Jaka Brodnik (born February 27, 1992 in Ljubljana, Slovenia) is a Slovenian professional basketball player for Keflavík of the Icelandic Úrvalsdeild karla. Standing at 2.03 m, he plays the small forward position.

Pro career
In 2009 he signed first pro contract with Zlatorog Laško. In Laško he stayed four season, before on July 4, 2013 signing a 3 year contract with ABA League and Eurocup team Union Olimpija.
On June 11, 2015 Olimpija and Brodnik broke contact.

On October 16, 2015 he signed 1+1 deal with Dzūkija Alytus. A month later he signed with the Swedish Norrköping Dolphins.

Brodnik signed with Þór Þorlákshöfn for the 2018–19 Úrvalsdeild karla season. In 17 regular season games he averaged 15.4 and 6.3 rebounds.
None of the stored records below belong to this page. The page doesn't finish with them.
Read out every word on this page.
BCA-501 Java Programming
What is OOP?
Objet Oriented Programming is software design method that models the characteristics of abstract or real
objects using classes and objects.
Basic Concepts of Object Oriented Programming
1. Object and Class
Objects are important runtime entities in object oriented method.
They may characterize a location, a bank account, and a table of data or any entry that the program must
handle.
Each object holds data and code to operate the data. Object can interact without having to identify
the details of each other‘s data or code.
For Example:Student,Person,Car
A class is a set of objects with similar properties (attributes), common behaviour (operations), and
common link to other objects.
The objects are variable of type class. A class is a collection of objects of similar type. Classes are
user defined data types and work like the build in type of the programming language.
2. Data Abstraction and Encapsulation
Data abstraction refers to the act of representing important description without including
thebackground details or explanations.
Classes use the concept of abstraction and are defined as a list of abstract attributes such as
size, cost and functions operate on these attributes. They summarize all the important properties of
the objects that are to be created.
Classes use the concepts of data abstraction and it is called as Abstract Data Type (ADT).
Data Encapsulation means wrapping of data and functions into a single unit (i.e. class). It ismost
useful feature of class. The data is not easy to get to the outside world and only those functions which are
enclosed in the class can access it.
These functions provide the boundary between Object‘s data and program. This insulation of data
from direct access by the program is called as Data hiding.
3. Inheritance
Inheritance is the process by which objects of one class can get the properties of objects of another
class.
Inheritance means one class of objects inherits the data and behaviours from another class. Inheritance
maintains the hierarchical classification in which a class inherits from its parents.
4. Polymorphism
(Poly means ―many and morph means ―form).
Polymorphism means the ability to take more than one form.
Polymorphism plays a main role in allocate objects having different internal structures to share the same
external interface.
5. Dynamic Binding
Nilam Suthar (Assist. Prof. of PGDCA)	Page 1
In May 2019, Brodnik signed with Úrvalsdeild karla club Tindastóll. During the 2019-20 season he averaged 15.3 points, 6.2 rebounds and 1.7 assists per game. Brodnik re-signed with the team on September 22, 2020. During the 2020-21 regular season, he averaged 14.4 and 6.0 rebounds per game while Tindastóll finished 8th in the league. During the playoffs, he averaged 18.0 and 6.7 rebounds in Tindastóll's first round loss against Keflavík.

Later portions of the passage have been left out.